Trivia: this model went from being called the M-Class to the ML to the GLE

The G-Class sits in its own special category even though it’s often marketed as part of Mercedes-Benz SUVs.

4-Door Coupe Derivatives (Take a Core Model, Style-it-up) – CL prefix

A ‘CL’ before the name denotes a 4-door coupe. For the CLA, the last letter indicates to which core product the model belongs. The CLS, though, is more closely related to the E-Class. The ‘S’ here alludes to its status and price positioning.
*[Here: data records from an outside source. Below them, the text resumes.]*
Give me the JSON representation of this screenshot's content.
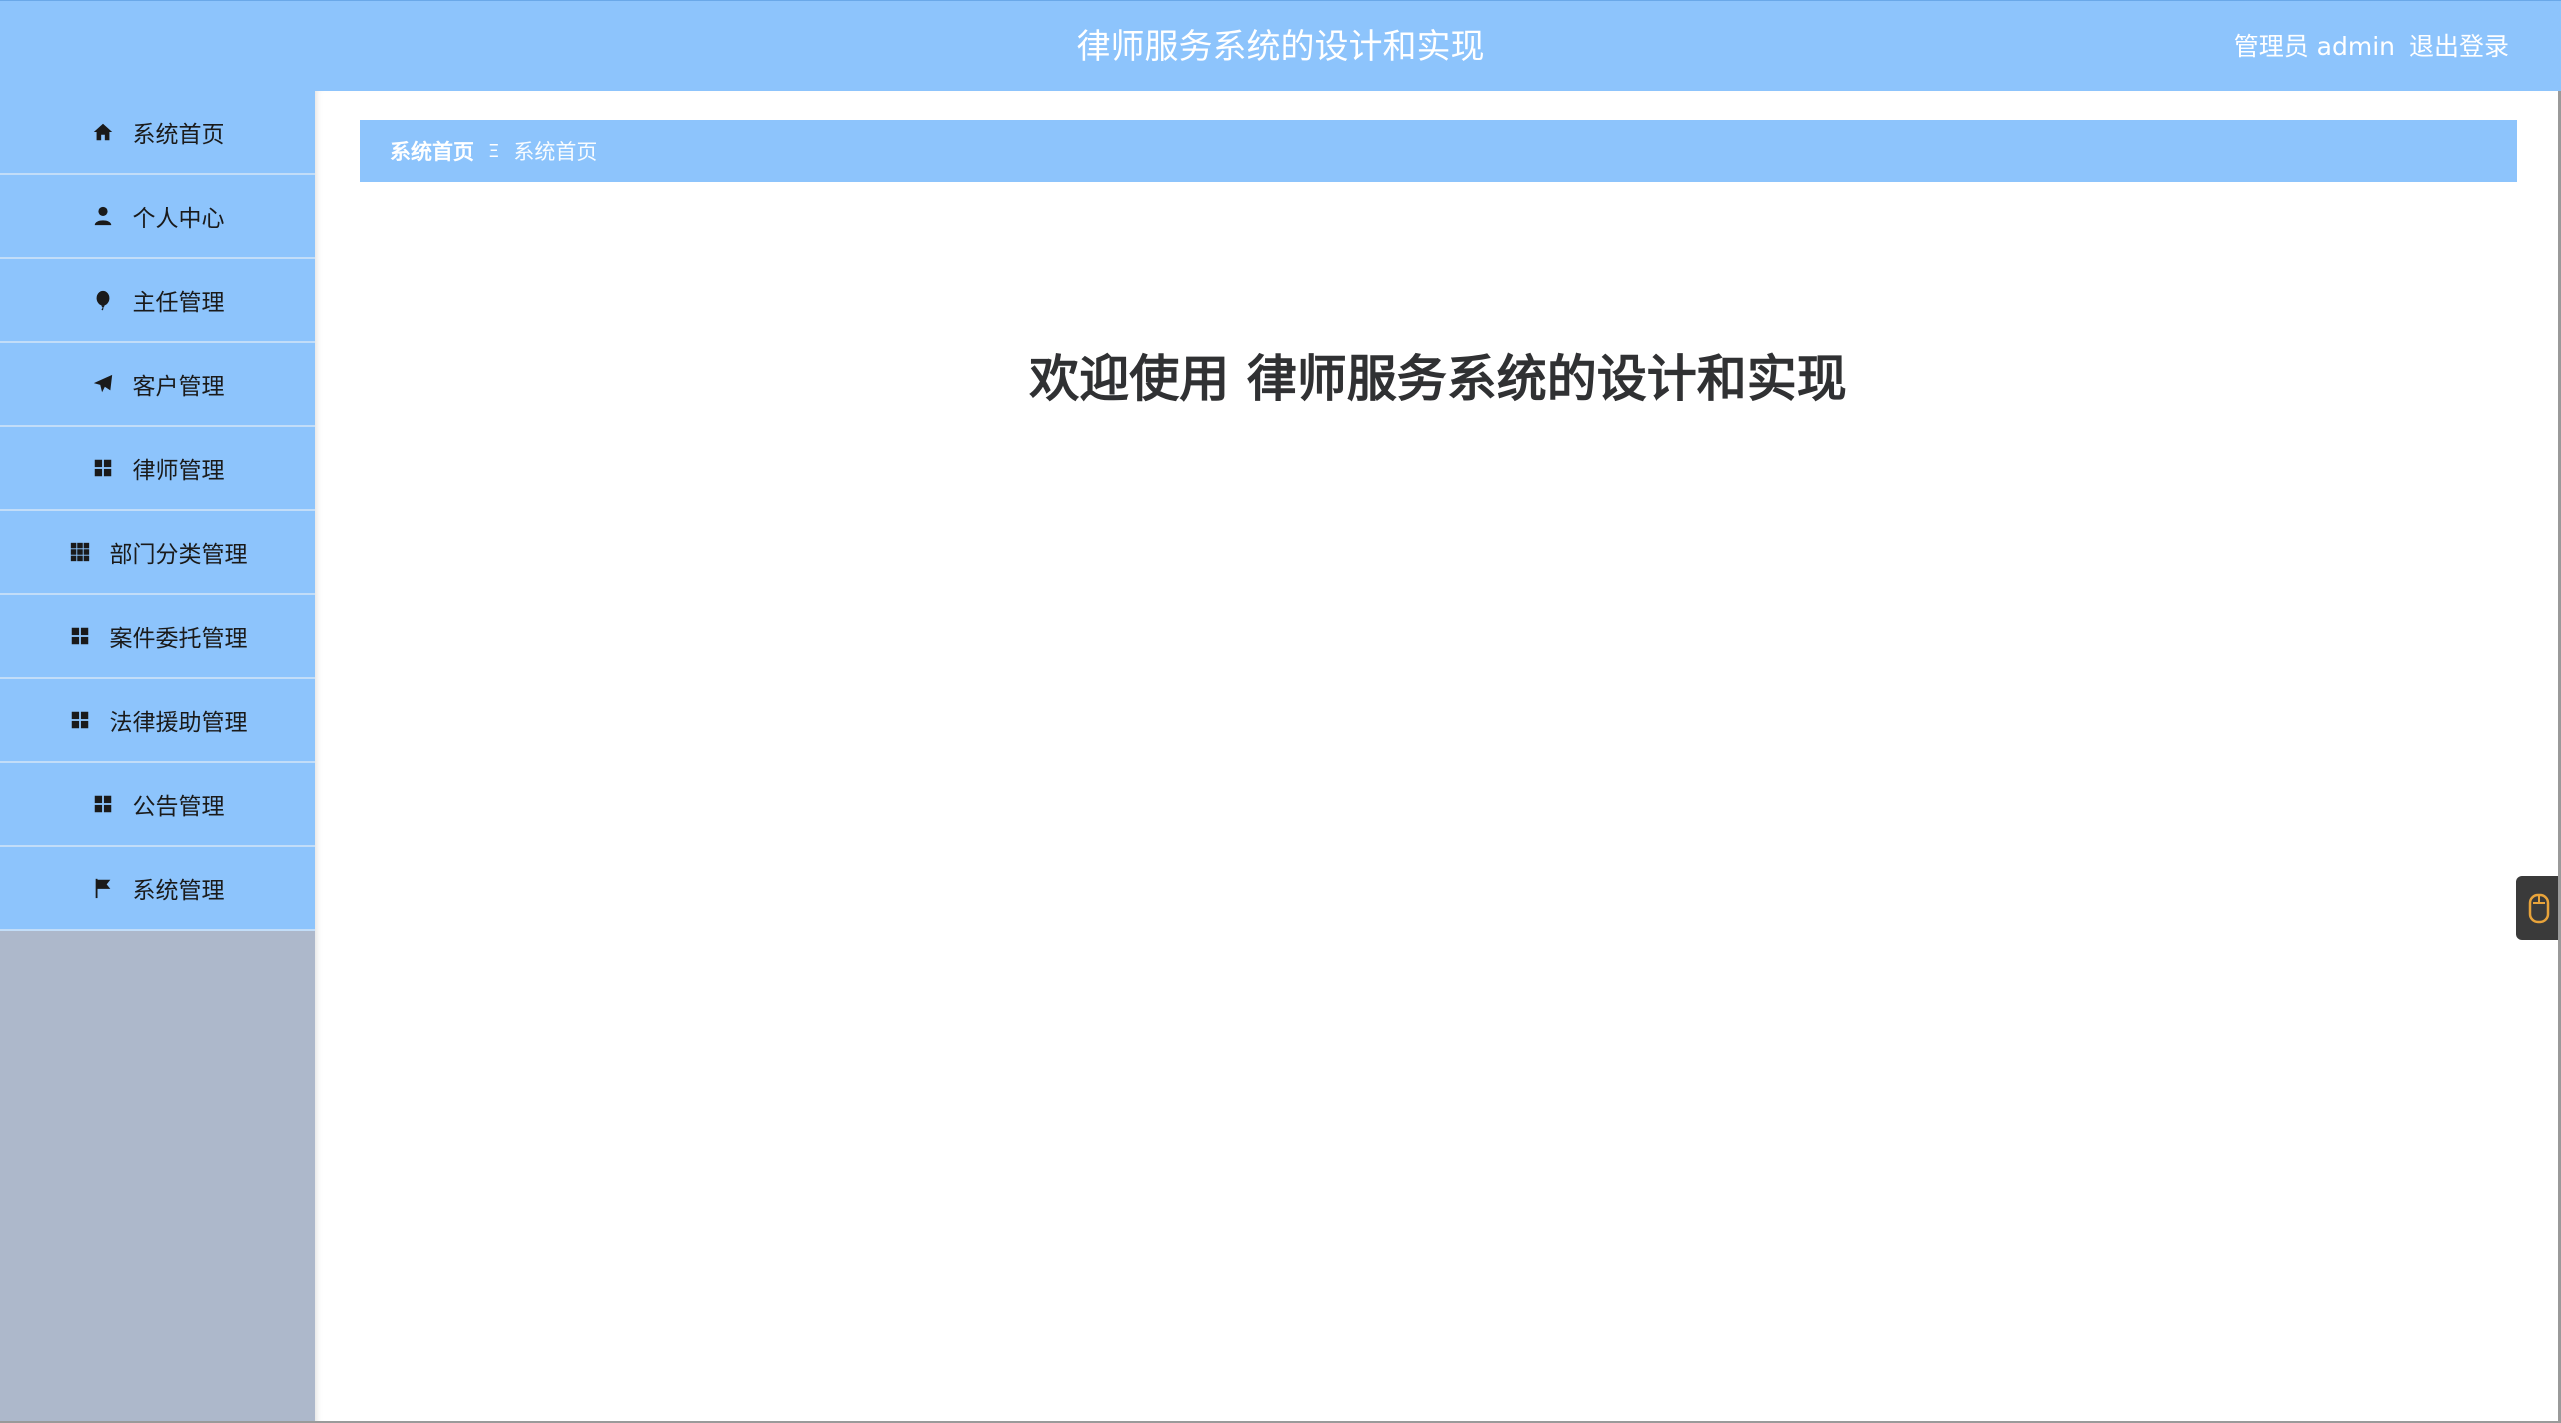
{
  "header": {
    "title": "律师服务系统的设计和实现",
    "user_label": "管理员 admin",
    "logout_label": "退出登录"
  },
  "sidebar": {
    "items": [
      {
        "label": "系统首页",
        "icon": "home-icon"
      },
      {
        "label": "个人中心",
        "icon": "user-icon"
      },
      {
        "label": "主任管理",
        "icon": "balloon-icon"
      },
      {
        "label": "客户管理",
        "icon": "paper-plane-icon"
      },
      {
        "label": "律师管理",
        "icon": "grid-icon"
      },
      {
        "label": "部门分类管理",
        "icon": "grid-nine-icon"
      },
      {
        "label": "案件委托管理",
        "icon": "grid-icon"
      },
      {
        "label": "法律援助管理",
        "icon": "grid-icon"
      },
      {
        "label": "公告管理",
        "icon": "grid-icon"
      },
      {
        "label": "系统管理",
        "icon": "flag-icon"
      }
    ]
  },
  "breadcrumb": {
    "root": "系统首页",
    "separator": "Ξ",
    "current": "系统首页"
  },
  "main": {
    "welcome": "欢迎使用 律师服务系统的设计和实现"
  },
  "colors": {
    "accent": "#8dc4fc",
    "sidebar_bg": "#adb8cb",
    "heading": "#303133"
  }
}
Trivia: The CLS was one of Mercedes-Benz’s big breakthroughs in the mid-2000s. It continues as part of the portfolio today in its 3rd generation.

4-Door Coupes – CLA, CLS

For some reason, the 4-door derivative of the Mercedes-AMG GT is not called the CLGT but the GT 4-door Coupe.

Speculation: CLGT just doesn’t roll off the tongue.

Coupe & Cabriolet Derivatives (take a Core Model, Style-it-up and drop 2 doors/roof) – Coupe/Cabriolet suffix

If a Core model has ‘Coupe’ behind the name, then it’s a 2-door coupe.

The C Coupe, E Coupe, and S Coupe are all 2 door variants of their respective core models.

If they’re a soft-top 2-door convertible, then they’ll sport ‘Cabriolet’ behind their name.

*when referring to these cars by their full name, put ‘Coupe’ or ‘Cabriolet’ after the performance indicator. Example: E300 Coupe

Trivia: The W124 E-Class was the last E-Class Coupe before the present W213 model. Every 2-door E-Class in between were C-Class-based and called the CLK. Interestingly, the inline-6 engine also disappeared and reappeared on those E-Class generations.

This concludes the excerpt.